Thomas

489315830.jpgHomélie du 2ème dimanche de Pâques

« Alors que les portes du lieu où se trouvaient les disciples étaient verrouillées par crainte des Juifs, Jésus vint. »

Jésus vient et se tient au milieu de ses apôtres alors que toutes les portes sont closes. Il les délivre de leur enfermement. Or, Thomas, absent, est resté extérieur à cette libération. Il y a dans sa protestation à la fois le refus de croire et l’espérance que la bonne nouvelle soit vraie, tellement vraie que tout soit dénoué en lui. C’est pourquoi il réclame la réalité de la résurrection, il ne se contentera pas d’un vague espoir, de l’image nébuleuse et lointaine de Jésus. Si Jésus est ressuscité, il faut que ce soit le crucifié lui-même, portant en sa chair les marques de la Passion.

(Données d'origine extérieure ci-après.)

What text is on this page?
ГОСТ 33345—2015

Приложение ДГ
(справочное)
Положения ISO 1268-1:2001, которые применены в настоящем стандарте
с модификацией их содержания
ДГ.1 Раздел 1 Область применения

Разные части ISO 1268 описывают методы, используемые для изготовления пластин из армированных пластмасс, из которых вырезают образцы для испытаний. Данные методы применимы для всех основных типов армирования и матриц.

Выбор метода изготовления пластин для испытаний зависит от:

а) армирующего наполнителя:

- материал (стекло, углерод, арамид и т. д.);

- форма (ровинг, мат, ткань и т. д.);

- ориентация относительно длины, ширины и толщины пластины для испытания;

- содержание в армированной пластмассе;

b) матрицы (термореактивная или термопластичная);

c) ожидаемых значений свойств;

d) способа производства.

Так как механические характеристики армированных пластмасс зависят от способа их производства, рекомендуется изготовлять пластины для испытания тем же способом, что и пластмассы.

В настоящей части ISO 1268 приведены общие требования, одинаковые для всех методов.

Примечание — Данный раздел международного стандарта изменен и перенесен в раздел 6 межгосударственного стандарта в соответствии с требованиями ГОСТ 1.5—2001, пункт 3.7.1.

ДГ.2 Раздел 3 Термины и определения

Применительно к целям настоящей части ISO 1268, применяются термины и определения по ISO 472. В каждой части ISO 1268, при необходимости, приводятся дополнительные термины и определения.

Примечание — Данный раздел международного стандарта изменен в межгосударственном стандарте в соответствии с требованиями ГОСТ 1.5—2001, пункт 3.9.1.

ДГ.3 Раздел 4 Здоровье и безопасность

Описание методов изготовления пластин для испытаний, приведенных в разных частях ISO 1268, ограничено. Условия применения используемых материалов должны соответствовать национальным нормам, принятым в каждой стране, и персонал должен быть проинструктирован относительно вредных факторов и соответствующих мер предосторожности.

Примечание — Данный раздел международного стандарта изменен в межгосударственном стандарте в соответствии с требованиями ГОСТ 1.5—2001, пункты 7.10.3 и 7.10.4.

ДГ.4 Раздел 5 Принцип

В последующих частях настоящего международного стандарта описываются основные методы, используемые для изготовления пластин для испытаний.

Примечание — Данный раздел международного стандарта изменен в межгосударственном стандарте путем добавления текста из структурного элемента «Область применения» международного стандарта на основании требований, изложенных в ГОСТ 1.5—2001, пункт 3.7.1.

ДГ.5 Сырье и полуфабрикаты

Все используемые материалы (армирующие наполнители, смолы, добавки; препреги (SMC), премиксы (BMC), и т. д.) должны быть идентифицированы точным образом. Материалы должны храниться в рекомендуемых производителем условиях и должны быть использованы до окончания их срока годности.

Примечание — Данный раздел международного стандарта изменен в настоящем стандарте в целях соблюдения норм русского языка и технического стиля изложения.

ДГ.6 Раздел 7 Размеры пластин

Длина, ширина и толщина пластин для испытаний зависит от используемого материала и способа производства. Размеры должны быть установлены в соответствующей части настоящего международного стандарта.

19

L’exigence de Thomas est à la hauteur de son attente déçue. Il avait encouragé les disciples à suivre le Christ en disant : « Allons à Jérusalem pour mourir avec lui » (Jn 11, 18), or la mort de Jésus n’a pas été conforme à son idéal. Il signait pour un martyre plein de panache mais il vit son maître mourir ignominieusement, rejeté de tous et il le rejeta lui-aussi. Il était prêt à se donner mais pas à voir Jésus se vider ; pour qu’il le suive, il aurait fallu que Jésus garde quelque chose de sa beauté et de sa lumineuse dignité qui avaient attiré les apôtres à lui. Il était prêt à marcher derrière une lumière, non à emboîter le pas à un crevard. Au soir de l’agonie puis au jour de la crucifixion, il ne restait de Jésus rien d’attrayant. Tout ce que l’idéal renfermait de brillant et de désirable avait disparu sous les coups de fouet, les crachats, les cris de la foule, et l’offrande de Jésus se faisait entre des mains sales qui le déchirèrent sans même y prendre garde.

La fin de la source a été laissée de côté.